Много зарубок война оставила.  Множество изувеченного народа жило тогда совсем рядом. Машины «инвалидки» (помните знаменитую троицу из «Операции Ы» и её транспорт? Вот именно такие), инвалидные коляски и просто люди на костылях повсеместно. А в бане, куда мальчик ходил с отцом каждую субботу, панорама была ещё более наглядной. Сейчас мало кто помнит те бани. Постараюсь внести ясность как могу, уж не взыщите. Раздевалка с вешалками и скамьями, общий «помывочный» зал  с каменным полом, длинные бетонные скамьи, краны горячей и холодной воды (отдельно) из стен, стопки «шаек» (жестяных тазиков с ручками) ну и толпа народу. Шум, звон, брызги, гомон. И люди очень разные: безрукие, безногие. Часто приходил один слепой, все его знали и помогали, если просил. Шрамы описывать не стану ввиду их множества и разнообразия. Отец познакомился с одним мужичком без обеих ног, а мальчику объяснял, что ноги утеряны у города с нерусским названием Кёнигсберг. Безногий смеялся и говорил, что скоро поедет туда их искать.

 

Вы спросите, откуда столько подробностей?  Да просто мальчик  исключительно любознательный любил общество этих сильных, спокойных, обладающих жутким опытом мужчин. К тому же ему было уже шесть и сидел он у отца на коленях и со слухом и памятью было у него всё в порядке. А отец для мальчугана, что совершенно естественно, авторитет непререкаемый. К тому же Анатолий (так звали отца ) «оттрубил от звонка до звонка» всю войну и ещё четыре года прихватил, и уж повидал и пережил, дай бог каждому.

 

Двадцать второе того самого года и месяца, а отцу восемнадцать и работа уважаемая – лаборант лаборатории при металлургическом комбинате в городе Енакиево.
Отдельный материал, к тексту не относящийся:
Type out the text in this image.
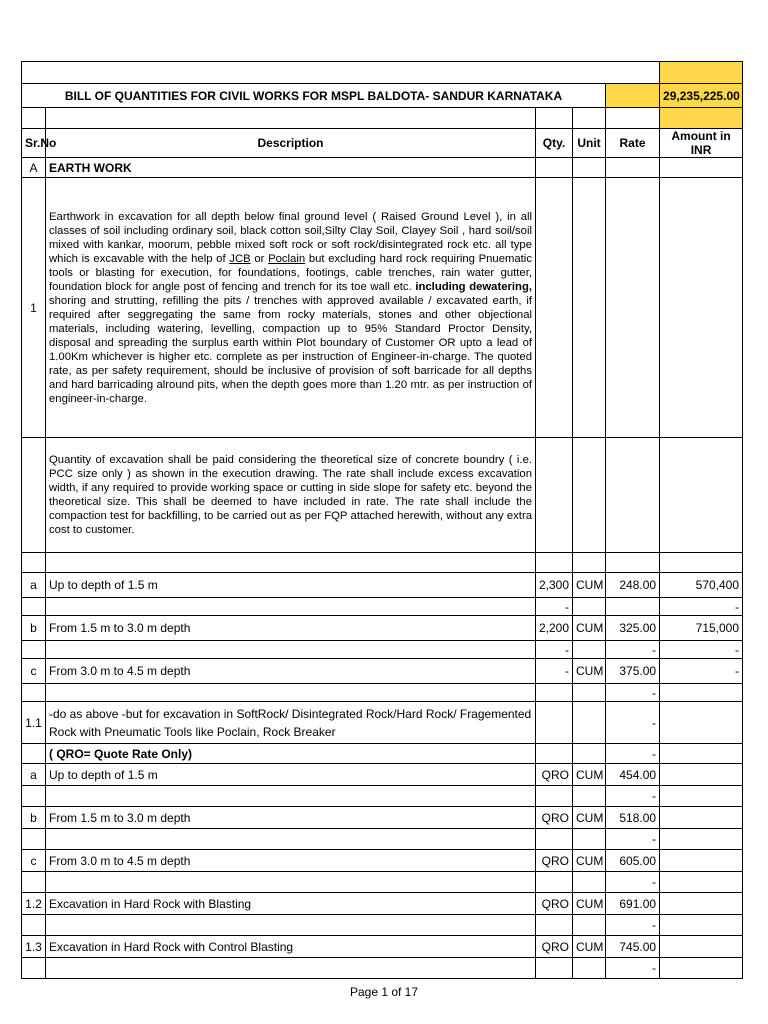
BILL OF QUANTITIES FOR CIVIL WORKS FOR MSPL BALDOTA- SANDUR KARNATAKA					29,235,225.00

Sr.No	Description	Qty.	Unit	Rate	Amount in INR
A	EARTH WORK				
1	Earthwork in excavation for all depth below final ground level ( Raised Ground Level ), in all classes of soil including ordinary soil, black cotton soil,Silty Clay Soil, Clayey Soil , hard soil/soil mixed with kankar, moorum, pebble mixed soft rock or soft rock/disintegrated rock etc. all type which is excavable with the help of JCB or Poclain but excluding hard rock requiring Pnuematic tools or blasting for execution, for foundations, footings, cable trenches, rain water gutter, foundation block for angle post of fencing and trench for its toe wall etc. including dewatering, shoring and strutting, refilling the pits / trenches with approved available / excavated earth, if required after seggregating the same from rocky materials, stones and other objectional materials, including watering, levelling, compaction up to 95% Standard Proctor Density, disposal and spreading the surplus earth within Plot boundary of Customer OR upto a lead of 1.00Km whichever is higher etc. complete as per instruction of Engineer-in-charge. The quoted rate, as per safety requirement, should be inclusive of provision of soft barricade for all depths and hard barricading alround pits, when the depth goes more than 1.20 mtr. as per instruction of engineer-in-charge.				
	Quantity of excavation shall be paid considering the theoretical size of concrete boundry ( i.e. PCC size only ) as shown in the execution drawing. The rate shall include excess excavation width, if any required to provide working space or cutting in side slope for safety etc. beyond the theoretical size. This shall be deemed to have included in rate. The rate shall include the compaction test for backfilling, to be carried out as per FQP attached herewith, without any extra cost to customer.				

a	Up to depth of 1.5 m	2,300	CUM	248.00	570,400
		-			-
b	From 1.5 m to 3.0 m depth	2,200	CUM	325.00	715,000
		-		-	-
c	From 3.0 m to 4.5 m depth	-	CUM	375.00	-
				-	
1.1	-do as above -but for excavation in SoftRock/ Disintegrated Rock/Hard Rock/ Fragemented Rock with Pneumatic Tools like Poclain, Rock Breaker			-	
	( QRO= Quote Rate Only)			-	
a	Up to depth of 1.5 m	QRO	CUM	454.00	
				-	
b	From 1.5 m to 3.0 m depth	QRO	CUM	518.00	
				-	
c	From 3.0 m to 4.5 m depth	QRO	CUM	605.00	
				-	
1.2	Excavation in Hard Rock with Blasting	QRO	CUM	691.00	
				-	
1.3	Excavation in Hard Rock with Control Blasting	QRO	CUM	745.00	
				-	
Page 1 of 17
Работа занимательная, люди интересные, чаепития в обед с инженерами, умными людьми, и разговоры о войне, которая «обязательно будет». Двадцать второе, потом двадцать девятое, и Толик, уже боец Красной армии, едет в эшелоне на запад. Для своих восемнадцати он уже многому обучен; на груди значки: 64 прыжка с парашютом, «Ворошиловский стрелок » и ещё кое-что. Предполагалось распределить бойцов по самолётам ТБ-3 и сбросить на парашютах в тыл противника. А самолётов уже не было; разбомбили их на аэродромах. И посадили Анатолия и с ним ещё полторы тысячи таких же верхом на танки БТ, назвали «отдельным ударно-прорывным батальоном» – и на фронт западнее Киева, куда-то возле Жулян. А там уже танковая «каша заварилась». Не любил отец про это рассказывать, отделывался репликами. «Страшно было. Водкой спасались. Танки медленные, чтобы выстрелить останавливаются. Мы за скобы держимся. Как выстрел, машина содрогается всем корпусом, а мы сыплемся с неё как горох. Как ударили, как прорвали, от батальона 78 человек осталось… Отступали; днём бежишь, ночью окапываешся. Весь сорок первый в бегах».

 

Потом Средняя Азия, Коканд, «ускоренные курсы младшего начальствующего состава». Как раз к концу Сталинградской бойни и окончил. Конвоировал пленных по вьюжным степям. «Жрать охота, сил нет. А в котелке крупинка за крупинкой гоняется с дубинкой. Нашли мельницу. Соскребли ножами с перил мучную пыль и сварили. Идём на лыжах сбоку от колонны. На полях трофейные и похоронные команды. Мужики стащили трупы в кружок, сели на них и обедают. А что, удобно, на что ещё сесть в голой степи. Пленным ещё хуже. Ночёвка в степи, несколько десятков умирают, а при утренней поверке оказывается, что в колонне народу прибыло. Новые ночью пришли и прибились к своим. Грузим их в вагоны вперемешку немцев и румын. Если в вагоне больше румын, то на следующей станции немцев в нём уже нет, убили и выкинули в окошко. Цель  –  поделить их паёк. Вот такая любовь и дружба наций была.

 

Крутился тогда возле нас один шустрый «романешта» Михась. То дровишек сообразит на костерок, то кипяточку согреет. Из консервной банки и палки с проволокой соорудил подобие музыкального  инструмента и наяривал весёлые мелодии.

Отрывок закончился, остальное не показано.